JO de Tokyo : une empreinte carbone maîtrisée

Pour améliorer leur empreinte carbone, les JO de Tokyo ont mis toutes les chances de leur côté. Ils se sont dotés d’un comité de durabilité. L’un de ses membres, Masako Konishi, est un des responsables de l’ONG WWF au Japon. D’après lui : “Les Jeux doivent être un espace pour promouvoir la décarbonisation et la durabilité. Sinon, nous ne faisons qu’ajouter à la pression sur la planète.” La question de l’impact environnemental jour d’ailleurs un rôle dans l’acceptabilité du projet des Jeux au Japon. La population, plutôt opposée à la tenue des Jeux à cause du contexte sanitaire, est aussi très mobilisée en faveur du développement durable.

Concrètement, le comité de durabilité des JP de Tokyo a pris plusieurs mesures pour réduire l’empreinte carbone. En premier lieu, les infrastructures du village des athlètes sont alimentées grâce aux énergies renouvelables. Ensuite, les athlètes et le matériel sont transportés sur les sites olympiques grâce à des véhicules électriques. Enfin, et ironiquement, le contexte sanitaire aide les Jeux Olympiques a atteindre leur objectif. La faible présence de spectateurs va grandement limiter l’empreinte carbone des JO de Tokyo.

Le casse-tête énergétique des sites olympiques

Pour les sites olympiques à proprement parler, le comité a dû faire face à un problème de taille. Les sites sont trop énergivores pour fonctionner à 100% d’énergies renouvelables. Le comité ne s’est engagé que sur 30% d’électricité verte pour assurer le fonctionnement des sites olympiques. Il s’agit principalement d’énergie solaire et de biomasse.

Pour le reste, le comité a eu recours aux crédits carbone. Les JO de Tokyo vont donc utiliser pour 5,1 millions de tonnes de CO2 sous forme de crédits verts pour équilibrer leur empreinte carbone. Pour chaque MWh d’électricité consommée par les sites olympiques, le comité s’engage à réinjecter 1 MWh d’électricité verte sur le réseau métropolitain de Tokyo.

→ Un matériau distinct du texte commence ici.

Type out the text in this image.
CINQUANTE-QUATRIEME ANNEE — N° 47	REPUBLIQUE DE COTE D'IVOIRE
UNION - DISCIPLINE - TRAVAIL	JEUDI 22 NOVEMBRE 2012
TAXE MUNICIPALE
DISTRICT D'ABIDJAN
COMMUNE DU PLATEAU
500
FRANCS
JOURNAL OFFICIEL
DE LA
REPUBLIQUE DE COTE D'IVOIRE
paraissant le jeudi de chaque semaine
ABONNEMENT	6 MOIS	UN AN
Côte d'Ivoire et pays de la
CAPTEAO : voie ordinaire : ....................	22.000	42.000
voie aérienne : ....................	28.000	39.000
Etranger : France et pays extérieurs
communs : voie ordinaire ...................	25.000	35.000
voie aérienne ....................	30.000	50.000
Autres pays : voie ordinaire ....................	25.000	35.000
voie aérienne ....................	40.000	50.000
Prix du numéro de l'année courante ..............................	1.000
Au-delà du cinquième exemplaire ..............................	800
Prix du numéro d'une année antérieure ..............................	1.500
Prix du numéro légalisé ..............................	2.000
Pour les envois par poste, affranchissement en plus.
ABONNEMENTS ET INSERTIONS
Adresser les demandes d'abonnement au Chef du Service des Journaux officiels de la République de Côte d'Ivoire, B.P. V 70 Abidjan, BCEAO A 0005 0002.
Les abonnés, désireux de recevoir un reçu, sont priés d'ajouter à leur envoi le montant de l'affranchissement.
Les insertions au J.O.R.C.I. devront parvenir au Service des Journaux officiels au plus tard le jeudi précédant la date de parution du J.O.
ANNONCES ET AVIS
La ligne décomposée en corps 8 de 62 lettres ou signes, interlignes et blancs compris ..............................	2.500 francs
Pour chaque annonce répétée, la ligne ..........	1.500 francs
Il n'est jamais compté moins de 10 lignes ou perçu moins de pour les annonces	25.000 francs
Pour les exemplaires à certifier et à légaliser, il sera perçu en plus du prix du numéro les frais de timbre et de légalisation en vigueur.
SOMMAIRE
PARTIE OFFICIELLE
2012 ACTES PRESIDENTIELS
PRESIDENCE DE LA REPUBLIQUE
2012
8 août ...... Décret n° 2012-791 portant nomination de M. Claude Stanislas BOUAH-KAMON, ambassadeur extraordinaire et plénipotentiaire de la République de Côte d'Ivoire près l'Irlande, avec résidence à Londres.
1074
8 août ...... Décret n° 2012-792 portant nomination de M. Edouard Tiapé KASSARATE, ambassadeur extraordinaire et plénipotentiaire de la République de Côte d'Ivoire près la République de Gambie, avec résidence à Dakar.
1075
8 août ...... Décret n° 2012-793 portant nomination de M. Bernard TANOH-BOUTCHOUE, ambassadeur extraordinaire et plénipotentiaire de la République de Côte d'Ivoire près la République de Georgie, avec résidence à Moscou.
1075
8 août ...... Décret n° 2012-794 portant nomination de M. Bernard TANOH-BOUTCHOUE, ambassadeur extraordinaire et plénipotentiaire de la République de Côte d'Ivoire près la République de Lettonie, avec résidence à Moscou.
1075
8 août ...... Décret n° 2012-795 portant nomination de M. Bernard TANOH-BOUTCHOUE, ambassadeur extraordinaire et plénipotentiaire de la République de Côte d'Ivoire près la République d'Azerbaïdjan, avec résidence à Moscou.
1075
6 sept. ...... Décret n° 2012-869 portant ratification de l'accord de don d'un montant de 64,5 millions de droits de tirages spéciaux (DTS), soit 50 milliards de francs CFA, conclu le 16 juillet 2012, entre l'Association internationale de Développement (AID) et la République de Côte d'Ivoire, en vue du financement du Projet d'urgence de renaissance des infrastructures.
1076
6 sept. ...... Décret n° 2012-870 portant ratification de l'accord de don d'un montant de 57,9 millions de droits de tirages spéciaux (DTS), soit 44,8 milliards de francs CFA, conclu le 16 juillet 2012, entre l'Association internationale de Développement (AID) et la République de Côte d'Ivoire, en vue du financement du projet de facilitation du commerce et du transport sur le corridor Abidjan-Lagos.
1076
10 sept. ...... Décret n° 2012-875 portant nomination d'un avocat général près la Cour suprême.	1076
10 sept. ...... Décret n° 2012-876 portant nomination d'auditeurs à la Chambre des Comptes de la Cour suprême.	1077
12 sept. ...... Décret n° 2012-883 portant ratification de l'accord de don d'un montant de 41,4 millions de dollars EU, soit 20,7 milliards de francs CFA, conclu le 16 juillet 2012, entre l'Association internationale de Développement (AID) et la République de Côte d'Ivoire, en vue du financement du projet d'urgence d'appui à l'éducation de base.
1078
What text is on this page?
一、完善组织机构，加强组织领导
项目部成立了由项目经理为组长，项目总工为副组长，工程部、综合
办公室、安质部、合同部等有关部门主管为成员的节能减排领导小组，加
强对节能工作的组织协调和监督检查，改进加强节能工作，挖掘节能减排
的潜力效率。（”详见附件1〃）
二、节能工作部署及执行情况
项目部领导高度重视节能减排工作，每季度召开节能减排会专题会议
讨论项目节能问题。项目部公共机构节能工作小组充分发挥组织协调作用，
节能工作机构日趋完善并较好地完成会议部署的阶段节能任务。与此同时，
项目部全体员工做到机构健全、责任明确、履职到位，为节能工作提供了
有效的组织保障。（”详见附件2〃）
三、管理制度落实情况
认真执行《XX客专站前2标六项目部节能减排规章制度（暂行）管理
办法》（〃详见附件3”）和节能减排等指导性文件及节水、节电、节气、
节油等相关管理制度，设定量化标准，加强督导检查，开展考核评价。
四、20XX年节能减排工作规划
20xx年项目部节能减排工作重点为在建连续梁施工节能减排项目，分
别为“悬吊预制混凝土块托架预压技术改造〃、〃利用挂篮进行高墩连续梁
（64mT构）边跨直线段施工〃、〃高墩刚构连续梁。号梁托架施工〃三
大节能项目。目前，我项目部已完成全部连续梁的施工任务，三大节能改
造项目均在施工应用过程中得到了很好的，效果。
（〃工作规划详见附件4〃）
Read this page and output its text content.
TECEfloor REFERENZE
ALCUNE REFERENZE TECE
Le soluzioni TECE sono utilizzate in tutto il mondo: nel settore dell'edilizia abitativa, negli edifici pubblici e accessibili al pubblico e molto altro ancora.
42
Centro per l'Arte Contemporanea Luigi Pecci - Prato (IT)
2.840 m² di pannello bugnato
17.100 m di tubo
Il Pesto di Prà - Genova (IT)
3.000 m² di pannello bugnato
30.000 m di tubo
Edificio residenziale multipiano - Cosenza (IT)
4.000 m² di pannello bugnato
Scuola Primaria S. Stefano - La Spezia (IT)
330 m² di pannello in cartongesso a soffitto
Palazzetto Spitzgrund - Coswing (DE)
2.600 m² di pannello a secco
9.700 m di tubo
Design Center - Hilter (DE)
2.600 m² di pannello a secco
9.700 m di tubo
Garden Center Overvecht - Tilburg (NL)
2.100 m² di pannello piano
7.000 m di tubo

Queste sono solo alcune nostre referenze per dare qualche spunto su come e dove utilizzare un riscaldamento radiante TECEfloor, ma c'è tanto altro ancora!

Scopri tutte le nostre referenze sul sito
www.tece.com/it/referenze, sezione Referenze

Une partie de ces crédits carbone doit aussi financer la rénovation énergétique de bâtiments publics et d’habitations.

Une édition olympique sous le signe de l’hydrogène

Dans un pays qui ambitionne de devenir la nation hydrogène, les JO de Tokyo ne pouvaient pas faire l’impasse sur cette source d’énergie. Ainsi c’est la première fois que la flamme olympique est alimentée par l’hydrogène. L’hydrogène provient de l’électricité verte. Elle est produite dans une installation solaire située à Fukushima. Tout un symbole.

Une flotte de 100 bus et 500 voitures à hydrogène sert également à promouvoir les transports à hydrogène. Plusieurs camions à hydrogène servent au transport des équipements. Enfin, la ville de Tokyo a installé 35 nouvelles stations de recharge d’hydrogène pour les véhicules.

En prévision des Jeux, le Japon a bâti une usine d’hydrogène dans la ville de Namie, au nord-est de Tokyo. Grâce à ses panneaux solaires, elle produit 900 tonnes d’hydrogène vert par an. La démarche japonaise est claire : les Jeux sont l’occasion de démontrer le potentiel de l’hydrogène vert. Et son apport devrait effectivement permettre de réduire l’empreinte carbone des JO de Tokyo.

Le comité d’organisation des JO de Tokyo publiera les chiffres de l’empreinte carbone au mois d’août. De son côté, le comité d’organisation des JO de Paris 2024 s’est déjà engagé pour limiter son empreinte carbone. Nul doute que l’organisation des Jeux de Tokyo sera riche en enseignements.